Roland Kehl, Sprecher der Neuss-Agenda

Bevor überhaupt ein Blumentopf gefüllt wird, wurde unter dem Dach der Neuss Agenda ein neues Forum gegründet. „Transition Town Neuss — nachhaltig leben“ heißt diese fünfte Untergliederung, die durch Aktionen das Stadtleben nachhaltig beeinflussen will. „Urban Gardening“ soll ihr erstes Projekt sein.

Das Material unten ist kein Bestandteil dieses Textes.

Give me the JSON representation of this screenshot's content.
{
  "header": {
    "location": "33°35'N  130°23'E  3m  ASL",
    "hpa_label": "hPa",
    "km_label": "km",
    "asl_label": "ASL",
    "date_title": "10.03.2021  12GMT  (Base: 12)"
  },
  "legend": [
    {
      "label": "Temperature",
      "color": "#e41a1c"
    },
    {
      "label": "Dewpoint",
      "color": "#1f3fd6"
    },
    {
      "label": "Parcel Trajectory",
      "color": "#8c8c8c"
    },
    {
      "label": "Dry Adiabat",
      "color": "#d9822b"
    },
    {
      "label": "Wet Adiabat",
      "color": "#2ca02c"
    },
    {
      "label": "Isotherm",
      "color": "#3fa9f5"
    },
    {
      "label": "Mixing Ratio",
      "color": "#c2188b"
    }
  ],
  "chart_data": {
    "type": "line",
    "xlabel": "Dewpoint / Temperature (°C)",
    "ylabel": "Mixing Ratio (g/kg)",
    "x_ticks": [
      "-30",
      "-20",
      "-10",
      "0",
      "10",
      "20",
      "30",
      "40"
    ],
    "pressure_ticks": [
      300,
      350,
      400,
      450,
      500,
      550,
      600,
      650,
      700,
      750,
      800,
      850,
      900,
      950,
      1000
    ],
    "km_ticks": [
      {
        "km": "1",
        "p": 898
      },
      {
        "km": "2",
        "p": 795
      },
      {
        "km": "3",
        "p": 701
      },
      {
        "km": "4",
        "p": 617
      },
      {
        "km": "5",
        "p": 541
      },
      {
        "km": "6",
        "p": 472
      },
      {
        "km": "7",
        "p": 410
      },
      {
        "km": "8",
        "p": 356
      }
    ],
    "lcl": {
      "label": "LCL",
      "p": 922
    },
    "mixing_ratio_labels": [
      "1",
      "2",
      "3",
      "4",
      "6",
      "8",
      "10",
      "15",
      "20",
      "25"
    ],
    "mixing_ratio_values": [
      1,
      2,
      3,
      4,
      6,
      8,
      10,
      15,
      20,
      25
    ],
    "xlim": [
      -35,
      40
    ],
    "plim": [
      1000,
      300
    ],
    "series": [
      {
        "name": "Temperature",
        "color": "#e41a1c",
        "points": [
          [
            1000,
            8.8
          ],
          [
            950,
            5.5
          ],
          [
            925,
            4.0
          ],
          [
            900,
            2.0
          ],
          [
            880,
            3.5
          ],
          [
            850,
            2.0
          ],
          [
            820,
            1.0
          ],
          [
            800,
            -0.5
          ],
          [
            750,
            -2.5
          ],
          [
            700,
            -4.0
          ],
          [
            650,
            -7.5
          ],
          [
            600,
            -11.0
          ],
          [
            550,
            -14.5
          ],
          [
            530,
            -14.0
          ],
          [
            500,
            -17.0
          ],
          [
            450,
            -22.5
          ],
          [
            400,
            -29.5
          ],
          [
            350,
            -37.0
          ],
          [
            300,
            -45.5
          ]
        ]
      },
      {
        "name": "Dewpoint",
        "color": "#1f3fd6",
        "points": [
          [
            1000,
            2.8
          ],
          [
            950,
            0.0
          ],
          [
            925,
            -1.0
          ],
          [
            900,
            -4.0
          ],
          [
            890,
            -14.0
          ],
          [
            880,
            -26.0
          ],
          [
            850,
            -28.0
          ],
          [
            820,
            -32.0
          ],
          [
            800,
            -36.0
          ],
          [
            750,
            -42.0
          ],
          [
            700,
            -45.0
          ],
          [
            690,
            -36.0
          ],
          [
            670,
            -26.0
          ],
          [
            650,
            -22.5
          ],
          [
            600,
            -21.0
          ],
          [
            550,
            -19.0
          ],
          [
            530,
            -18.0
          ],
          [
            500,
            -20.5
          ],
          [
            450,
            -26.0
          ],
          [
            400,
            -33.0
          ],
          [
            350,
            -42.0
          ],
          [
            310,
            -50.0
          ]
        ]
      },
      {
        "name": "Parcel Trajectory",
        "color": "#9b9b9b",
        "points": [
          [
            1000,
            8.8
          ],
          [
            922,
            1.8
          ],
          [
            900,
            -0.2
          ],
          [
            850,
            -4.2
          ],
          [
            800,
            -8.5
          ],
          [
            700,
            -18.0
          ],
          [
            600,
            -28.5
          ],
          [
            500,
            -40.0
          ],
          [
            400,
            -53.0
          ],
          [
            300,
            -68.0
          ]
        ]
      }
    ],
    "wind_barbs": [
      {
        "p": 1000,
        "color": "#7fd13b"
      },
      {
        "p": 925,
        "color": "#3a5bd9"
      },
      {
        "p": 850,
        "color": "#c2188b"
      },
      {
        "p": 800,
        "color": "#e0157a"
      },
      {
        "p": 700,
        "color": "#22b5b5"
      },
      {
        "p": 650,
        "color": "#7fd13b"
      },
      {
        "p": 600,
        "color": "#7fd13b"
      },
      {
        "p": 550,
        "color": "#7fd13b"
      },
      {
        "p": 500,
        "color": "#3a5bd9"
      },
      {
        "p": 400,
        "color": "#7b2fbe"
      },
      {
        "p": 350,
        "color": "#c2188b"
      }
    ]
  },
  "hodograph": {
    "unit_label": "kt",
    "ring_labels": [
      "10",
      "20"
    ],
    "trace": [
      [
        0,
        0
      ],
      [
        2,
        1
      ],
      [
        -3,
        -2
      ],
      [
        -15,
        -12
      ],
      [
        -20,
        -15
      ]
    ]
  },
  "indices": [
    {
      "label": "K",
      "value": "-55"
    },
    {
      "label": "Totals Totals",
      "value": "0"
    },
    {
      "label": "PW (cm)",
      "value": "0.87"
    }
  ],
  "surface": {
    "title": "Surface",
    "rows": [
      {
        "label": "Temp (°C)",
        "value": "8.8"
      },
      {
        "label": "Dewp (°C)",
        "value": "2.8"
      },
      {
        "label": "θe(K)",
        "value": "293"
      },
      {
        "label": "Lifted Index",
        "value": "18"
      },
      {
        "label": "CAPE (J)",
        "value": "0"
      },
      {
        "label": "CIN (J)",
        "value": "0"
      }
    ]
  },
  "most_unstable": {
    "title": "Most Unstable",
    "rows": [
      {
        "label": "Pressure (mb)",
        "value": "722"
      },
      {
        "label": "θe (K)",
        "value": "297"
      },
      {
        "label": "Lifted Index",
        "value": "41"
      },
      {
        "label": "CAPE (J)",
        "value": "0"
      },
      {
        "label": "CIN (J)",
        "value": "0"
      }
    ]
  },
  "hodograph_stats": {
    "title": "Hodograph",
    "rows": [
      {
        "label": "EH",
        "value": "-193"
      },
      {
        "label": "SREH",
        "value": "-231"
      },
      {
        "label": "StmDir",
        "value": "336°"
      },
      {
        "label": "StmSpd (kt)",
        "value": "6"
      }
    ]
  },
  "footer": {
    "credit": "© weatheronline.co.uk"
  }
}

Dieses „Gärtnern in der Stadt“ wird inzwischen in vielen Kommunen praktiziert. In Andernach, wo man das Modell einer „essbaren Stadt“ vor Augen hatte, als man große Teile der öffentlichen Grünflächen zur Nutzung als Blumen- und Gemüsebeet freigab, ist es schon sehr weit gediehen. An diesem Vorbild nahm die Neusser Politik vor vier Jahren Maß. „Transition Town“ geht nicht so weit. Ihr Projekt konzentriert sich auf Teile der 2012 aufgegebenen Stadtgärtnerei, die von den Hobbygärtnern auch nur so lange beackert werden dürfen, bis der angrenzende Botanische Garten um diese Flächen erweitert wird.

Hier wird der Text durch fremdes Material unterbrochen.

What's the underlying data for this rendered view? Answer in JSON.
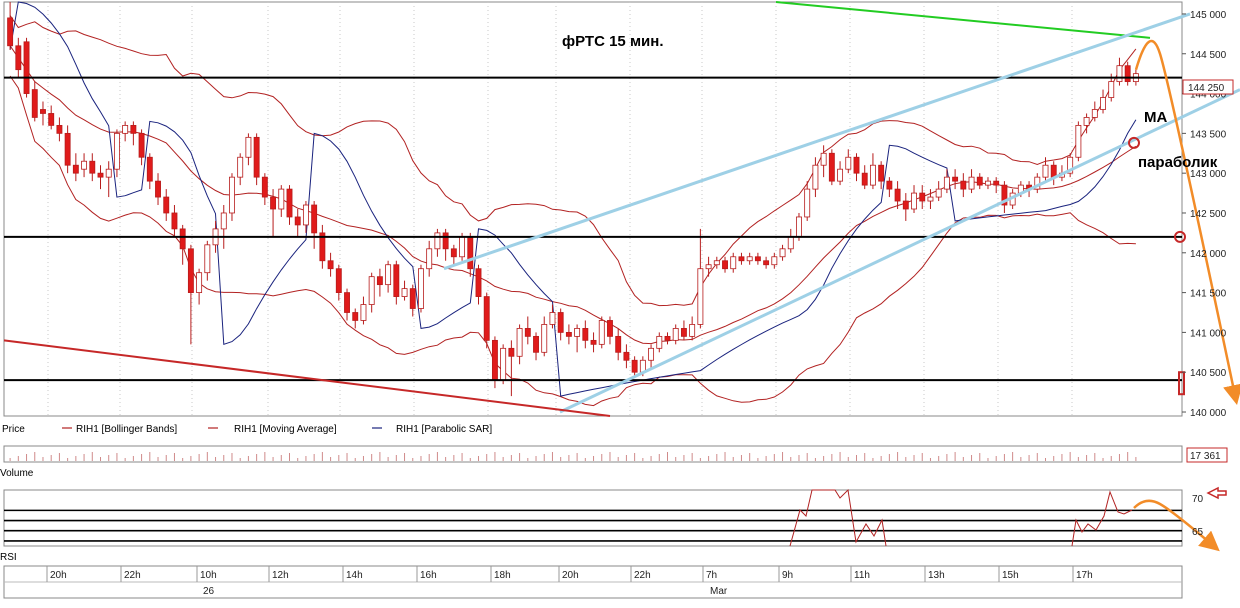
{
  "chart_data": {
    "type": "candlestick",
    "title": "фРТС   15 мин.",
    "price_panel": {
      "ylim": [
        139950,
        145150
      ],
      "y_ticks": [
        "145 000",
        "144 500",
        "144 000",
        "143 500",
        "143 000",
        "142 500",
        "142 000",
        "141 500",
        "141 000",
        "140 500",
        "140 000"
      ],
      "y_tick_values": [
        145000,
        144500,
        144000,
        143500,
        143000,
        142500,
        142000,
        141500,
        141000,
        140500,
        140000
      ],
      "last_price_label": "144 250",
      "last_price": 144250,
      "legend": [
        {
          "name": "Price",
          "color": "#000000"
        },
        {
          "name": "RIH1 [Bollinger Bands]",
          "color": "#b22222"
        },
        {
          "name": "RIH1 [Moving Average]",
          "color": "#b22222"
        },
        {
          "name": "RIH1 [Parabolic SAR]",
          "color": "#1a237e"
        }
      ],
      "support_resistance": [
        144200,
        142200,
        140400
      ],
      "annotations": [
        {
          "text": "MA"
        },
        {
          "text": "параболик"
        }
      ],
      "candles": [
        [
          144950,
          144600,
          145150,
          144550
        ],
        [
          144600,
          144300,
          144700,
          144200
        ],
        [
          144650,
          144000,
          144700,
          143950
        ],
        [
          144050,
          143700,
          144150,
          143650
        ],
        [
          143800,
          143750,
          143900,
          143600
        ],
        [
          143750,
          143600,
          143850,
          143550
        ],
        [
          143600,
          143500,
          143700,
          143400
        ],
        [
          143500,
          143100,
          143600,
          143000
        ],
        [
          143100,
          143000,
          143250,
          142900
        ],
        [
          143050,
          143150,
          143250,
          142950
        ],
        [
          143150,
          143000,
          143250,
          142900
        ],
        [
          143000,
          142950,
          143100,
          142800
        ],
        [
          142950,
          143050,
          143150,
          142700
        ],
        [
          143050,
          143500,
          143550,
          142950
        ],
        [
          143500,
          143600,
          143650,
          143400
        ],
        [
          143600,
          143500,
          143650,
          143350
        ],
        [
          143500,
          143200,
          143550,
          143100
        ],
        [
          143200,
          142900,
          143250,
          142800
        ],
        [
          142900,
          142700,
          143000,
          142600
        ],
        [
          142700,
          142500,
          142800,
          142400
        ],
        [
          142500,
          142300,
          142600,
          142200
        ],
        [
          142300,
          142050,
          142350,
          141850
        ],
        [
          142050,
          141500,
          142100,
          140850
        ],
        [
          141500,
          141750,
          141800,
          141350
        ],
        [
          141750,
          142100,
          142150,
          141650
        ],
        [
          142100,
          142300,
          142400,
          142000
        ],
        [
          142300,
          142500,
          142600,
          142050
        ],
        [
          142500,
          142950,
          143000,
          142400
        ],
        [
          142950,
          143200,
          143250,
          142850
        ],
        [
          143200,
          143450,
          143500,
          143100
        ],
        [
          143450,
          142950,
          143500,
          142850
        ],
        [
          142950,
          142700,
          143000,
          142600
        ],
        [
          142700,
          142550,
          142800,
          142200
        ],
        [
          142550,
          142800,
          142850,
          142450
        ],
        [
          142800,
          142450,
          142850,
          142350
        ],
        [
          142450,
          142350,
          142550,
          142200
        ],
        [
          142350,
          142600,
          142650,
          142250
        ],
        [
          142600,
          142250,
          142650,
          142050
        ],
        [
          142250,
          141900,
          142350,
          141800
        ],
        [
          141900,
          141800,
          142000,
          141700
        ],
        [
          141800,
          141500,
          141850,
          141400
        ],
        [
          141500,
          141250,
          141550,
          141150
        ],
        [
          141250,
          141150,
          141300,
          141050
        ],
        [
          141150,
          141350,
          141450,
          141100
        ],
        [
          141350,
          141700,
          141750,
          141250
        ],
        [
          141700,
          141600,
          141800,
          141450
        ],
        [
          141600,
          141850,
          141900,
          141500
        ],
        [
          141850,
          141450,
          141900,
          141350
        ],
        [
          141450,
          141550,
          141650,
          141400
        ],
        [
          141550,
          141300,
          141600,
          141200
        ],
        [
          141300,
          141800,
          141850,
          141250
        ],
        [
          141800,
          142050,
          142150,
          141700
        ],
        [
          142050,
          142250,
          142300,
          141950
        ],
        [
          142250,
          142050,
          142300,
          141900
        ],
        [
          142050,
          141950,
          142100,
          141850
        ],
        [
          141950,
          142200,
          142250,
          141900
        ],
        [
          142200,
          141800,
          142250,
          141700
        ],
        [
          141800,
          141450,
          141850,
          141350
        ],
        [
          141450,
          140900,
          141500,
          140800
        ],
        [
          140900,
          140400,
          140950,
          140300
        ],
        [
          140400,
          140800,
          140850,
          140350
        ],
        [
          140800,
          140700,
          140900,
          140200
        ],
        [
          140700,
          141050,
          141100,
          140600
        ],
        [
          141050,
          140950,
          141200,
          140850
        ],
        [
          140950,
          140750,
          141000,
          140650
        ],
        [
          140750,
          141100,
          141200,
          140700
        ],
        [
          141100,
          141250,
          141350,
          141050
        ],
        [
          141250,
          141000,
          141300,
          140900
        ],
        [
          141000,
          140950,
          141100,
          140850
        ],
        [
          140950,
          141050,
          141100,
          140750
        ],
        [
          141050,
          140900,
          141150,
          140800
        ],
        [
          140900,
          140850,
          141000,
          140750
        ],
        [
          140850,
          141150,
          141200,
          140800
        ],
        [
          141150,
          140950,
          141200,
          140850
        ],
        [
          140950,
          140750,
          141050,
          140650
        ],
        [
          140750,
          140650,
          140850,
          140550
        ],
        [
          140650,
          140500,
          140700,
          140450
        ],
        [
          140500,
          140650,
          140700,
          140450
        ],
        [
          140650,
          140800,
          140850,
          140550
        ],
        [
          140800,
          140950,
          141000,
          140750
        ],
        [
          140950,
          140900,
          141000,
          140850
        ],
        [
          140900,
          141050,
          141100,
          140850
        ],
        [
          141050,
          140950,
          141150,
          140900
        ],
        [
          140950,
          141100,
          141200,
          140900
        ],
        [
          141100,
          141800,
          142300,
          141050
        ],
        [
          141800,
          141850,
          141950,
          141700
        ],
        [
          141850,
          141900,
          141950,
          141800
        ],
        [
          141900,
          141800,
          141950,
          141750
        ],
        [
          141800,
          141950,
          142000,
          141750
        ],
        [
          141950,
          141900,
          142000,
          141850
        ],
        [
          141900,
          141950,
          142000,
          141850
        ],
        [
          141950,
          141900,
          142000,
          141850
        ],
        [
          141900,
          141850,
          141950,
          141800
        ],
        [
          141850,
          141950,
          142000,
          141800
        ],
        [
          141950,
          142050,
          142100,
          141900
        ],
        [
          142050,
          142200,
          142300,
          142000
        ],
        [
          142200,
          142450,
          142500,
          142150
        ],
        [
          142450,
          142800,
          142900,
          142400
        ],
        [
          142800,
          143100,
          143200,
          142700
        ],
        [
          143100,
          143250,
          143350,
          142950
        ],
        [
          143250,
          142900,
          143300,
          142850
        ],
        [
          142900,
          143050,
          143150,
          142850
        ],
        [
          143050,
          143200,
          143300,
          143000
        ],
        [
          143200,
          143000,
          143250,
          142900
        ],
        [
          143000,
          142850,
          143100,
          142800
        ],
        [
          142850,
          143100,
          143250,
          142800
        ],
        [
          143100,
          142900,
          143150,
          142800
        ],
        [
          142900,
          142800,
          142950,
          142700
        ],
        [
          142800,
          142650,
          142900,
          142550
        ],
        [
          142650,
          142550,
          142750,
          142400
        ],
        [
          142550,
          142750,
          142850,
          142500
        ],
        [
          142750,
          142650,
          142850,
          142550
        ],
        [
          142650,
          142700,
          142800,
          142550
        ],
        [
          142700,
          142800,
          142900,
          142650
        ],
        [
          142800,
          142950,
          143050,
          142750
        ],
        [
          142950,
          142900,
          143050,
          142800
        ],
        [
          142900,
          142800,
          143000,
          142700
        ],
        [
          142800,
          142950,
          143050,
          142750
        ],
        [
          142950,
          142850,
          143000,
          142800
        ],
        [
          142850,
          142900,
          142950,
          142800
        ],
        [
          142900,
          142850,
          142950,
          142750
        ],
        [
          142850,
          142600,
          142900,
          142500
        ],
        [
          142600,
          142750,
          142800,
          142550
        ],
        [
          142750,
          142850,
          142900,
          142700
        ],
        [
          142850,
          142800,
          142900,
          142700
        ],
        [
          142800,
          142950,
          143000,
          142750
        ],
        [
          142950,
          143100,
          143200,
          142900
        ],
        [
          143100,
          142950,
          143150,
          142850
        ],
        [
          142950,
          143000,
          143100,
          142900
        ],
        [
          143000,
          143200,
          143250,
          142950
        ],
        [
          143200,
          143600,
          143650,
          143150
        ],
        [
          143600,
          143700,
          143750,
          143500
        ],
        [
          143700,
          143800,
          143900,
          143650
        ],
        [
          143800,
          143950,
          144050,
          143750
        ],
        [
          143950,
          144150,
          144250,
          143900
        ],
        [
          144150,
          144350,
          144450,
          144100
        ],
        [
          144350,
          144150,
          144400,
          144100
        ],
        [
          144150,
          144250,
          144300,
          144100
        ]
      ]
    },
    "volume_panel": {
      "label": "Volume",
      "last_value_label": "17 361"
    },
    "rsi_panel": {
      "label": "RSI",
      "y_ticks": [
        "70",
        "65"
      ],
      "levels": [
        70,
        68,
        66,
        64
      ]
    },
    "x_axis": {
      "ticks": [
        "20h",
        "22h",
        "10h",
        "12h",
        "14h",
        "16h",
        "18h",
        "20h",
        "22h",
        "7h",
        "9h",
        "11h",
        "13h",
        "15h",
        "17h"
      ],
      "date_labels": [
        "26",
        "Mar"
      ]
    }
  }
}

Umweltdezernent Matthias Welpmann gab einen Folientunnel, zwei ehemalige Anzuchtbeete und ein Staudenbeet frei, damit diese mit Blumen, Obst, aber vor allem Gemüse bepflanzt werden können. Das Gemüse werde in Recycling-Pflanzbehältern angebaut, die auf Paletten stehen, sagt Kehl. Das klingt nüchtern, ist aber gewollt, denn: „Wir wollen der Öffentlichkeit auch zeigen, dass Gärtnern in der Stadt mit wenig Aufwand möglich ist“, sagt Kehl.

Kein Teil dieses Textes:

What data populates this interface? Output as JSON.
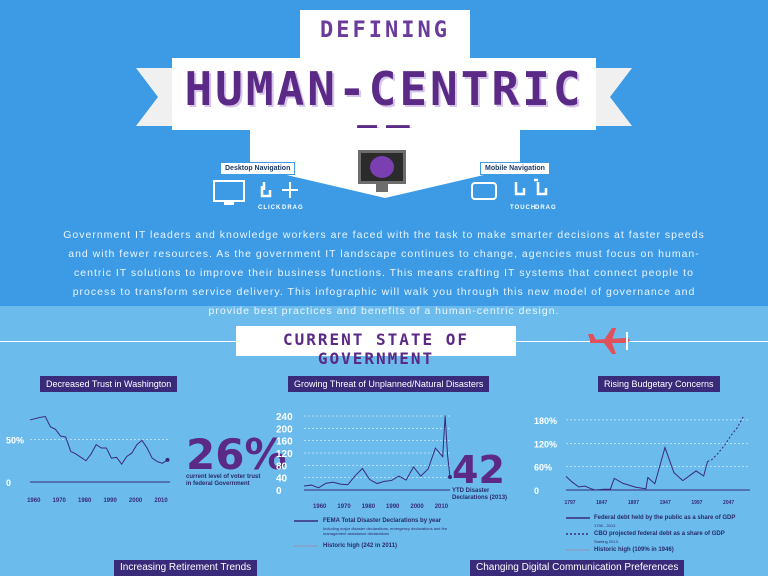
{
  "header": {
    "kicker": "DEFINING",
    "title": "HUMAN-CENTRIC IT",
    "desktop_nav_label": "Desktop Navigation",
    "mobile_nav_label": "Mobile Navigation",
    "click_label": "CLICK",
    "drag_label_1": "DRAG",
    "touch_label": "TOUCH",
    "drag_label_2": "DRAG",
    "intro": "Government IT leaders and knowledge workers are faced with the task to make smarter decisions at faster speeds and with fewer resources. As the government IT landscape continues to change, agencies must focus on human-centric IT solutions to improve their business functions. This means crafting IT systems that connect people to process to transform service delivery. This infographic will walk you through this new model of governance and provide best practices and benefits of a human-centric design."
  },
  "section": {
    "title": "CURRENT STATE OF GOVERNMENT"
  },
  "panels": {
    "trust_label": "Decreased Trust in Washington",
    "trust_big": "26%",
    "trust_caption": "current level of voter trust in federal Government",
    "disasters_label": "Growing Threat of Unplanned/Natural Disasters",
    "disasters_big": "42",
    "disasters_caption": "YTD Disaster Declarations (2013)",
    "disasters_legend_1": "FEMA Total Disaster Declarations by year",
    "disasters_legend_1_sub": "Including major disaster declarations, emergency declarations and fire management assistance declarations",
    "disasters_legend_2": "Historic high (242 in 2011)",
    "budget_label": "Rising Budgetary Concerns",
    "budget_legend_1": "Federal debt held by the public as a share of GDP",
    "budget_legend_1_sub": "1790 - 2013",
    "budget_legend_2": "CBO projected federal debt as a share of GDP",
    "budget_legend_2_sub": "Starting 2013",
    "budget_legend_3": "Historic high (109% in 1946)",
    "retirement_label": "Increasing Retirement Trends",
    "communication_label": "Changing Digital Communication Preferences"
  },
  "colors": {
    "top_bg": "#3d9be6",
    "bottom_bg": "#6bbcec",
    "purple": "#5b2a86",
    "navy": "#3a2a7a",
    "line": "#3a2a7a"
  },
  "chart_data": [
    {
      "type": "line",
      "title": "Decreased Trust in Washington",
      "xlabel": "",
      "ylabel": "",
      "x_ticks": [
        "1960",
        "1970",
        "1980",
        "1990",
        "2000",
        "2010"
      ],
      "y_ticks": [
        "0",
        "50%"
      ],
      "ylim": [
        0,
        80
      ],
      "xlim": [
        1958,
        2013
      ],
      "series": [
        {
          "x": [
            1958,
            1962,
            1964,
            1966,
            1968,
            1970,
            1972,
            1974,
            1976,
            1978,
            1980,
            1982,
            1984,
            1986,
            1988,
            1990,
            1992,
            1994,
            1996,
            1998,
            2000,
            2002,
            2004,
            2006,
            2008,
            2010,
            2012
          ],
          "values": [
            73,
            76,
            77,
            65,
            62,
            54,
            53,
            36,
            33,
            29,
            25,
            33,
            44,
            40,
            40,
            28,
            29,
            21,
            30,
            34,
            44,
            49,
            40,
            28,
            24,
            22,
            26
          ]
        }
      ]
    },
    {
      "type": "line",
      "title": "Growing Threat of Unplanned/Natural Disasters",
      "x_ticks": [
        "1960",
        "1970",
        "1980",
        "1990",
        "2000",
        "2010"
      ],
      "y_ticks": [
        "0",
        "40",
        "80",
        "120",
        "160",
        "200",
        "240"
      ],
      "ylim": [
        0,
        240
      ],
      "xlim": [
        1953,
        2013
      ],
      "series": [
        {
          "name": "FEMA Total Disaster Declarations by year",
          "x": [
            1953,
            1956,
            1959,
            1962,
            1965,
            1968,
            1971,
            1974,
            1977,
            1980,
            1983,
            1986,
            1989,
            1992,
            1995,
            1998,
            2001,
            2004,
            2007,
            2010,
            2011,
            2012,
            2013
          ],
          "values": [
            13,
            16,
            7,
            22,
            25,
            19,
            17,
            46,
            70,
            34,
            21,
            28,
            31,
            45,
            32,
            75,
            45,
            68,
            136,
            108,
            242,
            112,
            42
          ]
        }
      ]
    },
    {
      "type": "line",
      "title": "Rising Budgetary Concerns",
      "x_ticks": [
        "1797",
        "1847",
        "1897",
        "1947",
        "1997",
        "2047"
      ],
      "y_ticks": [
        "0",
        "60%",
        "120%",
        "180%"
      ],
      "ylim": [
        0,
        190
      ],
      "xlim": [
        1790,
        2080
      ],
      "series": [
        {
          "name": "Federal debt held by the public as a share of GDP",
          "x": [
            1790,
            1800,
            1810,
            1820,
            1830,
            1836,
            1850,
            1860,
            1866,
            1880,
            1900,
            1916,
            1919,
            1930,
            1946,
            1960,
            1974,
            1995,
            2007,
            2013
          ],
          "values": [
            35,
            20,
            8,
            10,
            3,
            0,
            2,
            2,
            30,
            17,
            7,
            3,
            32,
            16,
            109,
            45,
            24,
            49,
            36,
            73
          ]
        },
        {
          "name": "CBO projected federal debt as a share of GDP",
          "x": [
            2013,
            2020,
            2030,
            2040,
            2050,
            2060,
            2070
          ],
          "values": [
            73,
            78,
            95,
            115,
            140,
            160,
            190
          ]
        }
      ]
    }
  ]
}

„Urban Gardening“ ist neu, doch andere Modelle zur Mitgestaltung städtischer Grünflächen gibt es schon. Dazu ist sicher das „Guerilla Gardening“ zu zählen, das in Neuss allerdings nur toleriert wird. Die Folgen dieses „Gärtnerns im Untergrund“ sind immer dann zu sehen, wenn auch einmal Klatschmohn und Kamille blühen, wo vorher Rasen oder Bodendecker den (Farb)-Ton angaben. „Waffe“ dieser Gärtner sind sogenannte Seedbombs (Samenbomben), die einfach verteilt werden, um die Stadt bunter zu machen. Das gleiche Ziel verfolgt auch die BUND-Ortsgruppe um Ingeborg Arndt — aber mit legalen Mitteln. Ihr von der Bürgerstiftung mit dem Förderpreis „pro novaesio“ ausgezeichnetes Projekt „Neuss natürlich“ lässt in der Stadt Blumenwiesen entstehen. Weil nun ein Grünen-Politiker Umweltdezernent ist, wird daran gedacht, dieses Engagement zu verbreitern.